The higher the stakes,
the greater the pressure that is placed on teachers and administrators
to devote more and more time to prepare students to do well on the tests.
As a consequence, narrowly focused tests that emphasize recall have led
to a similar narrowing of the curriculum and emphasis on rote memorization
of facts with little opportunity to practice higher-order thinking skills.
The timed nature of the tests and their format of one right answer has
led teachers to give students practice in responding to artificially short
texts and selecting the best answer rather than inventing their own questions
or answers. When teachers teach to traditional tests by providing daily
skill instruction in formats that closely resemble tests, their instructional
practices are both ineffective and potentially detrimental due to their
reliance on outmoded theories of learning and instruction.
Characteristics
of Good Assessment
Good assessment information
provides accurate estimates of student performance and enables teachers
or other decisionmakers to make appropriate decisions. The concept of
test validity captures these essential characteristics and the extent
that an assessment actually measures what it is intended to measure, and
permits appropriate generalizations about students' skills and abilities.

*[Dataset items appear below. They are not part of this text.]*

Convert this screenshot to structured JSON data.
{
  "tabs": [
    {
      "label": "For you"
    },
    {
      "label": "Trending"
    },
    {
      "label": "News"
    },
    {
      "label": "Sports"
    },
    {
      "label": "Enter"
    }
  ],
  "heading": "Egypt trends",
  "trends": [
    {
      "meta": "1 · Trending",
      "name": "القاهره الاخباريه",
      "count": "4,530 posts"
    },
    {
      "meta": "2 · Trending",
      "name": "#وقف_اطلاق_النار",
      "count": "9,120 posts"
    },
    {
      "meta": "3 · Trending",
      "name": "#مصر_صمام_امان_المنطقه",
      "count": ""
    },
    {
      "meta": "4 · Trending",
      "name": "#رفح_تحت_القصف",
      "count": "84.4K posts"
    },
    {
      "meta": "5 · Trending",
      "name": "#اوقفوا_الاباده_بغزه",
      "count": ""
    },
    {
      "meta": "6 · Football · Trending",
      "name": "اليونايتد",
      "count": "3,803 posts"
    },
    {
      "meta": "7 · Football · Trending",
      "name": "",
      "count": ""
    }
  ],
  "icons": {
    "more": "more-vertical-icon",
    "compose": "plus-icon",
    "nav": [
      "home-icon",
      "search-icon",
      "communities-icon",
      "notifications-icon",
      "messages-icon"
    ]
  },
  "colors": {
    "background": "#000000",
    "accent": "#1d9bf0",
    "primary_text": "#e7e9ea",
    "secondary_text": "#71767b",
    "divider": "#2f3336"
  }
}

For example, a ten-item addition/subtraction test might be administered
to a student who answers nine items correctly. If the test is valid, we
can safely generalize that the student will likely do as well on similar
items not included on the test. The results of a good test or assessment,
in short, represent something beyond how students perform on a certain
task or a particular set of items; they represent how a student performs
on the objective which those items were intended to assess.
Measurement experts
agree that test validity is tied to the purposes for which an assessment
is used. Thus, a test might be valid for one purpose but inappropriate
for other purposes. For example, our mathematics test might be appropriate
for assessing students' mastery of addition and subtraction facts but
inappropriate for identifying students who are gifted in mathematics.
Evidence of validity needs to be gathered for each purpose for which an
assessment is used.
A second important
characteristic of good assessment information is its consistency, or reliability.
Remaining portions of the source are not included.